— Я сопру деньги у тетки, — говорю я в раздумьи. — Она, может быть, и не заметит.
Потом мы пробираемся в соседский амбар, и там Жоржик показывает мне запрятанные в сене рыболовные снасти. Мы расстаемся, условившись сойтись на заре за углом нашего дома. Боясь проспать, я вовсе не ложусь в постель. Я сижу у открытого окна и смотрю в черное небо. Иногда, когда я слегка задремывал и глаза мои начинали слипаться, звезды протягивали ко мне свои бледные меченосные лучи, и тогда казалось, что я сам парю высоко в небе и что я как-то связан со всем таинственным, совершающимся вверху… Под утро сад ожил, залепетал пыльной листвой.

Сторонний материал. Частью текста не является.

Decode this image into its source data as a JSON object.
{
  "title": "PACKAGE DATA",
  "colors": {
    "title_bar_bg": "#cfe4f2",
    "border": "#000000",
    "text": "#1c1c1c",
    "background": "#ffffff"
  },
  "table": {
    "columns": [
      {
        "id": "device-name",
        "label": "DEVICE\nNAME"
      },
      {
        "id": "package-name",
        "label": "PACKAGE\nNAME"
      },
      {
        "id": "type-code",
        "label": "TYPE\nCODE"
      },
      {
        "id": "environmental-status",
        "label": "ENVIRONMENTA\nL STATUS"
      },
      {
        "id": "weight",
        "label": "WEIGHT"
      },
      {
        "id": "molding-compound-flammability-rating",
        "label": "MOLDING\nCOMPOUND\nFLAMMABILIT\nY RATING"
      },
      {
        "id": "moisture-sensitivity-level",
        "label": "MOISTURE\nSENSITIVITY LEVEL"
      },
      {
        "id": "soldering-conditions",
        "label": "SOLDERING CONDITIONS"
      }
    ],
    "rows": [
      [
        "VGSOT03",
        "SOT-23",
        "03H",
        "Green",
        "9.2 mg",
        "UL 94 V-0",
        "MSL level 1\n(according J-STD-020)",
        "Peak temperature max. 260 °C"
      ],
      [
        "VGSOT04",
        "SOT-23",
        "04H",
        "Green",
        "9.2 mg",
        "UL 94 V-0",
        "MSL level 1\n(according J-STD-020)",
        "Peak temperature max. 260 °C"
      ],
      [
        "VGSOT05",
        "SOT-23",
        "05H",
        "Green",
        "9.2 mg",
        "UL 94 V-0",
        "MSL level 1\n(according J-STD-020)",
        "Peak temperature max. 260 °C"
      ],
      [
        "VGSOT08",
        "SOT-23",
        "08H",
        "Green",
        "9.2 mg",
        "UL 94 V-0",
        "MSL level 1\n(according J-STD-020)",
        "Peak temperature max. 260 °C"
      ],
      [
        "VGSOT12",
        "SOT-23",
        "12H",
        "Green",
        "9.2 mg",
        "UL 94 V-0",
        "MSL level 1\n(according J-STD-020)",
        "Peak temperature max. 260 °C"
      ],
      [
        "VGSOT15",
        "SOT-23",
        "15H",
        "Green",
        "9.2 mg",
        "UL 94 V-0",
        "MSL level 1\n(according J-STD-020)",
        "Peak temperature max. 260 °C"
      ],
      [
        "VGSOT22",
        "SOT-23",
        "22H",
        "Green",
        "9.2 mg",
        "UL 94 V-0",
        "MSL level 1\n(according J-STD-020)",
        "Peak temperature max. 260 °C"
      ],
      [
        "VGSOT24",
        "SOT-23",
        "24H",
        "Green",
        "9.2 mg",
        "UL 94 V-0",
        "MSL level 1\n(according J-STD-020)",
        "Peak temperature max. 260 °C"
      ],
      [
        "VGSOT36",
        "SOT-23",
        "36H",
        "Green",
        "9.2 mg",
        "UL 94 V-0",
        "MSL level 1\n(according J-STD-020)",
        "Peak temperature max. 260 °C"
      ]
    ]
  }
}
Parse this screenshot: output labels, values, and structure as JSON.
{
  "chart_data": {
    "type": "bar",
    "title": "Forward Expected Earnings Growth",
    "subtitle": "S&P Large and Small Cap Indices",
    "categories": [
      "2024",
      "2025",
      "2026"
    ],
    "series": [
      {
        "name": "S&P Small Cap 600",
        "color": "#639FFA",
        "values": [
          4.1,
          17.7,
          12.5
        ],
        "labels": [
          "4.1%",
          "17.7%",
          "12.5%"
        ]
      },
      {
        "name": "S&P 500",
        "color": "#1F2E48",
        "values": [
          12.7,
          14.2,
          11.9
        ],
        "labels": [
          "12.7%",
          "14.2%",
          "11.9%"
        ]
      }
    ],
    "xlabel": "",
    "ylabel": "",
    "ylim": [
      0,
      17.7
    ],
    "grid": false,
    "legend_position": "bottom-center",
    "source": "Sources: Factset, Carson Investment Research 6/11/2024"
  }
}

Карнавальные головы цветущих подсолнухов стали выделяться на фоне неба… Пора! Надо было идти. Я вышел на улицу, смахнув по пути медную мелочь с туалетного столика тети Лизы, мирно похрапывающей в трепетном свете лампады. Жоржик, нагруженный удочками, уже ожидал меня за углом.
— Ну что? Есть монета? — спросил он шепотом.
Я молча кивнул головой.
— В таком случае поднажмем, — сказал он. — До зари уже совсем недолго. А щука лучше всего клюет на заре.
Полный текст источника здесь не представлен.